For your company
AI in the Functions
Module · Forecasts built on data nobody maintains
The AI-in-Sales Check
AI can score every lead, forecast the quarter and write the follow-up email, and all of it rests on a CRM your reps update grudgingly at month-end. Garbage in does not become insight because a model touched it. This module checks the five things that decide whether AI helps your sales team sell or just automates the fiction: CRM data hygiene, forecasts people actually trust, outreach that does not sound machine-made, a pipeline that reflects reality, and coaching drawn from what really happened on the call.

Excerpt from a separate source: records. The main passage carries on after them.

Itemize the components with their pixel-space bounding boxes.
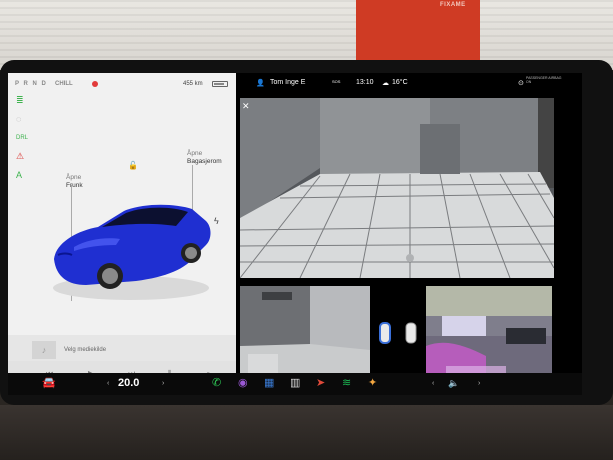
weather-icon: ☁ (382, 80, 389, 87)
games-icon[interactable]: ✦ (368, 376, 377, 390)
trunk-open-button[interactable]: Åpne Bagasjerom (187, 150, 222, 166)
outside-temperature: 16°C (392, 79, 408, 86)
car-model-image (53, 204, 211, 300)
left-repeater-camera (240, 286, 370, 380)
cabin-temperature[interactable]: 20.0 (118, 377, 139, 389)
temp-down-icon[interactable]: ‹ (107, 380, 109, 387)
profile-icon[interactable]: 👤 (256, 79, 265, 87)
spotify-icon[interactable]: ≋ (342, 376, 351, 390)
touchscreen: P R N D CHILL 455 km ≣ ◌ DRL ⚠ A Åpne Frunk … (8, 73, 582, 395)
car-icon[interactable]: 🚘 (42, 376, 56, 390)
tpms-icon: ◌ (16, 114, 22, 124)
range-readout: 455 km (183, 81, 203, 87)
battery-fill (214, 83, 224, 85)
drive-mode: CHILL (55, 81, 73, 87)
volume-up-icon[interactable]: › (478, 380, 480, 387)
music-note-icon: ♪ (32, 341, 56, 359)
sos-icon[interactable]: SOS (332, 78, 340, 85)
dashcam-record-icon[interactable] (92, 81, 98, 87)
auto-lights-icon: A (16, 170, 23, 180)
frunk-label: Frunk (66, 182, 83, 189)
camera-app-icon[interactable]: ◉ (238, 376, 248, 390)
phone-icon[interactable]: ✆ (212, 376, 221, 390)
status-bar: 👤 Tom Inge E SOS 13:10 ☁ 16°C ⊙ PASSENGE… (236, 73, 582, 93)
volume-down-icon[interactable]: ‹ (432, 380, 434, 387)
apps-launcher-icon[interactable]: ▦ (264, 376, 274, 390)
unlock-icon[interactable]: 🔓 (128, 161, 138, 170)
navigation-icon[interactable]: ➤ (316, 376, 325, 390)
gear-selector[interactable]: P R N D (15, 81, 47, 87)
frunk-action: Åpne (66, 174, 82, 181)
parking-sensor-cars (379, 322, 417, 344)
toybox-icon[interactable]: ▥ (290, 376, 300, 390)
sign-text: FIXAME (440, 2, 466, 8)
media-source-prompt[interactable]: Velg mediekilde (64, 347, 106, 353)
trunk-action: Åpne (187, 150, 203, 157)
rear-camera-view (240, 98, 554, 278)
trunk-label: Bagasjerom (187, 158, 222, 165)
profile-name[interactable]: Tom Inge E (270, 79, 305, 86)
dashboard-trim (0, 405, 613, 460)
seatbelt-icon: ⚠ (16, 151, 25, 161)
battery-icon (212, 81, 228, 87)
car-status-panel: P R N D CHILL 455 km ≣ ◌ DRL ⚠ A Åpne Frunk … (8, 73, 236, 378)
drl-icon: DRL (16, 135, 29, 141)
frunk-open-button[interactable]: Åpne Frunk (66, 174, 83, 190)
clock: 13:10 (356, 79, 374, 86)
red-sign (356, 0, 480, 66)
media-controls (8, 361, 236, 373)
close-camera-icon[interactable]: ✕ (242, 101, 250, 112)
temp-up-icon[interactable]: › (162, 380, 164, 387)
right-repeater-camera (426, 286, 552, 380)
cabin-temp-value: 20.0 (118, 377, 140, 389)
headlights-icon: ≣ (16, 95, 24, 105)
airbag-icon: ⊙ (518, 80, 524, 87)
passenger-airbag-status: PASSENGER AIRBAG ON (526, 76, 562, 84)
volume-icon[interactable]: 🔈 (448, 376, 459, 390)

What the five levels look like
Every dimension in this assessment is scored 1 to 5. This is what the levels mean, dimension by dimension. The graded report diagnoses where your own answers land and what to do about it.
CRM data is maintained
- 1Data is a mess
- 2Updated at deadline
- 3Patchy but improving
- 4Kept current
- 5Maintained and validated
At the low end: AI on top of a neglected CRM produces confident nonsense at scale. Fix the data hygiene first: agree what fields must be current and make keeping them a condition of the deal existing, not an afterthought. What good looks like: A maintained, validated CRM is the foundation every AI sales feature stands on. Keep validating it; data quality decays the moment the pressure to log it slips.
Forecasts are trusted
- 1Nobody trusts it
- 2Ignored quietly
- 3Trusted, no override
- 4Trusted and correctable
- 5Overrides tracked and learned
At the low end: A forecast nobody believes is a number you generate to ignore. Find out why the team distrusts it, usually the input data, before you ask anyone to run the quarter on it. What good looks like: A trusted, correctable forecast where overrides are tracked is how the model and the team teach each other. Feed the override reasons back in; they are the richest signal you have about where the AI is blind.
Outreach sounds human
- 1Mass generic sends
- 2Obvious AI tone
- 3Reps edit sometimes
- 4Reviewed before send
- 5On-brand and effective
At the low end: Blasting generic AI outreach trains your whole market to ignore you. Slow down and make relevance the bar; one message a prospect answers beats fifty they delete. What good looks like: On-brand outreach that actually gets replies is AI used as a drafting partner, not an autopilot. Keep measuring reply and meeting rates; the moment they slide, the model has drifted back to generic.
Pipeline reflects reality
- 1Pure optimism
- 2Inflated stages
- 3Some discipline
- 4Reflects reality
- 5Reality-tested regularly
At the low end: A pipeline built on optimism tells everyone above you a story that is not true. Agree hard, evidence-based criteria for each stage before you let AI score or advance anything. What good looks like: A pipeline that reflects reality is the one input that makes every downstream AI number trustworthy. Test it against actual close rates regularly; a pipeline drifts optimistic the moment nobody is checking.
Coaching uses real data
- 1No coaching signal
- 2Activity counts only
- 3Anecdotal
- 4Grounded in outcomes
- 5Outcome-based and acted on
At the low end: Without real signal, AI coaching is a leaderboard that develops nobody. Start capturing what actually happens on calls and in deals so the coaching has something true to stand on. What good looks like: Outcome-based AI coaching that managers act on is where the technology earns its keep for a sales team. Keep closing the loop; insight that never reaches a one-on-one changes nothing.